Marca Clark, senior director of talent and organizational development, New Relic
Roll out thoughtfully
I don’t completely agree with the idea that pay transparency does more harm than good. However, I do think it’s important to acknowledge that transparency isn’t a one-size-fits-all solution. It’s not always the best move in every situation.
For instance, if there are existing discrepancies in pay within your organization that haven’t been addressed, making salaries public could cause more harm than good right off the bat. In those cases, it’s probably wiser to work on correcting those pay gaps first. Otherwise, you might end up with frustrated employees who feel undervalued, which could hurt morale and lead to retention problems.
But on the flip side, keeping pay a secret allows biases and stereotypes to creep into salary decisions.
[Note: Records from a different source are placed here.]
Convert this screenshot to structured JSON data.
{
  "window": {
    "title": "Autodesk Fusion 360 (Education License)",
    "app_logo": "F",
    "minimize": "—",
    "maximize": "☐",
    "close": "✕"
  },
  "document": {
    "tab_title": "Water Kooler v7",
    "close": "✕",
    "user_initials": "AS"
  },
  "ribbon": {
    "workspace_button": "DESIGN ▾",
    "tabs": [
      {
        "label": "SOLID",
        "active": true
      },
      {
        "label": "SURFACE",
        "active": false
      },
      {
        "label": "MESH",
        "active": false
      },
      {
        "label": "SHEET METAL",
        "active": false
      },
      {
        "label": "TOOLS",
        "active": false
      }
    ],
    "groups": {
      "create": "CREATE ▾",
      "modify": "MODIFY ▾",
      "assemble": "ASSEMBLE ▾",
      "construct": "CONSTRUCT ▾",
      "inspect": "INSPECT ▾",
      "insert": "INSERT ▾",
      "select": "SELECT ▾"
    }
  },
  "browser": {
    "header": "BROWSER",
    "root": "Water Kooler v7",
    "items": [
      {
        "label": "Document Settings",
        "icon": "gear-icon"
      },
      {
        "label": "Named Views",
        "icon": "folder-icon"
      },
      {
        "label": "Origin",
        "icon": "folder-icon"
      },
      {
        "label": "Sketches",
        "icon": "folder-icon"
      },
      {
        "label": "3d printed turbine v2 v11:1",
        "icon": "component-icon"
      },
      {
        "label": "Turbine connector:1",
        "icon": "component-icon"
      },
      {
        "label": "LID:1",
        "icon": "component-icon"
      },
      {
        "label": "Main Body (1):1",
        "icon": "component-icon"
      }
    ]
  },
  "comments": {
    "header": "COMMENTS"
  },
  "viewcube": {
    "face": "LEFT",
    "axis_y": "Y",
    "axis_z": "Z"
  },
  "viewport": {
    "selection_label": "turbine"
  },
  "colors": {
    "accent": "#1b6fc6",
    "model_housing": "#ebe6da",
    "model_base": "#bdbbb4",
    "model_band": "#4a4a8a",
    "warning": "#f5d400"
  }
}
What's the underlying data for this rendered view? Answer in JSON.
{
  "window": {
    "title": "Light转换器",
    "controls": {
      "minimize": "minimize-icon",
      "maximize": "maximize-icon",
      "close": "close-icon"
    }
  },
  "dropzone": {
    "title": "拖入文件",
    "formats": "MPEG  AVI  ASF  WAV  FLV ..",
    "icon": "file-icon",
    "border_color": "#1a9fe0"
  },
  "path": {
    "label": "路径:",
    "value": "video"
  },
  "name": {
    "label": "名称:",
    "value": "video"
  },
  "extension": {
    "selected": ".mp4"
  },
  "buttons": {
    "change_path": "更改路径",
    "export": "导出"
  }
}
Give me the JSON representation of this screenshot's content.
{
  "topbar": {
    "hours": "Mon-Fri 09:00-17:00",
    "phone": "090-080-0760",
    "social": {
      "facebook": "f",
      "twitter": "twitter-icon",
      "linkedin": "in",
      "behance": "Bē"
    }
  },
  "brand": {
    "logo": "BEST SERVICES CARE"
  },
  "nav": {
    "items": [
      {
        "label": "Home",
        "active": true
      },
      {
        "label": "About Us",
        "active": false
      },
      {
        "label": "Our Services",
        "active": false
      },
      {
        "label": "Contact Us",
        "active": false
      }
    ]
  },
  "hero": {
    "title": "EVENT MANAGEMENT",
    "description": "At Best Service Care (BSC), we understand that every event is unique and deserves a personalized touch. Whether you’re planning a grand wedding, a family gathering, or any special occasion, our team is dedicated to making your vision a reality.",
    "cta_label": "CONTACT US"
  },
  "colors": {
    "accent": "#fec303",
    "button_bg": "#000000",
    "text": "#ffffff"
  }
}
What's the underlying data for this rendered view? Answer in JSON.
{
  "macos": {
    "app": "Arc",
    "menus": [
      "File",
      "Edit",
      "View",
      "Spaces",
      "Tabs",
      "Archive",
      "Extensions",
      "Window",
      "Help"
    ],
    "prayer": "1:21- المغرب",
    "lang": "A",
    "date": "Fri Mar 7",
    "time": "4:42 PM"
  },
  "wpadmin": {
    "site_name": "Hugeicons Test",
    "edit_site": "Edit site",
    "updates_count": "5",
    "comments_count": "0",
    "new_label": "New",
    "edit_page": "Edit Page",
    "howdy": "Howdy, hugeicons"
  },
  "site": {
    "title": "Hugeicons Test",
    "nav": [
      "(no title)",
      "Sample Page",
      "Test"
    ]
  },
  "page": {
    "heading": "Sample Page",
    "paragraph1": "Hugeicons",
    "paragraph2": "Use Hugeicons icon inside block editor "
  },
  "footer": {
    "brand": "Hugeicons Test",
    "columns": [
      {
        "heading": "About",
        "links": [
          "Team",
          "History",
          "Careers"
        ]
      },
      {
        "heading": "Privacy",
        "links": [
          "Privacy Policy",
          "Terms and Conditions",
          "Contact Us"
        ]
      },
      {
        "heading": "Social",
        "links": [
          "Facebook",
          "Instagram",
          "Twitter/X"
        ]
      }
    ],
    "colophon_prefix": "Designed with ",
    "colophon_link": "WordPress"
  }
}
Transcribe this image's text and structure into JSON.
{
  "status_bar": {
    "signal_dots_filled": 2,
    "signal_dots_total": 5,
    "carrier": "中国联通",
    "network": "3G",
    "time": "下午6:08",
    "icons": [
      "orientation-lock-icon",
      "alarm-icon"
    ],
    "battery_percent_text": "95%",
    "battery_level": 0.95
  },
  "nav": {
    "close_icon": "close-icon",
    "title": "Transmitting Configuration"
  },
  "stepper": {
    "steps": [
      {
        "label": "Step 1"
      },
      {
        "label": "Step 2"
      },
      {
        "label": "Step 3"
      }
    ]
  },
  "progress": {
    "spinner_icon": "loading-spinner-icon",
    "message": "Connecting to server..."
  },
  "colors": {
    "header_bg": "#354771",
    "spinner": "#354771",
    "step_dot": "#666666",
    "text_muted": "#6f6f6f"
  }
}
Managers might unconsciously favor employees who spend more time in the office or who they see as similar to themselves, which can disadvantage certain groups, like women.
Clear expectations around salary potential help employees make better career decisions and set realistic goals. But still, it has to be done thoughtfully and in stages to avoid unnecessary disruptions.
Adam Klein, certified integral coach and managing director, New Ventures West
Educate around pay structure
To ensure that pay transparency is constructive in our company, we take several steps. First, we educate our team on how pay is structured, tying our compensation to clearly defined competency levels within each job category based on market data. Regular compensation reviews are critical to maintaining our competitiveness, and we share these findings with our team to foster trust.
Finally, we take a holistic view of compensation, considering not only base salary but also variable compensation, retirement plans, pensions, and profit-sharing opportunities. This comprehensive approach helps us ensure we do our best to help employees feel valued and fairly compensated.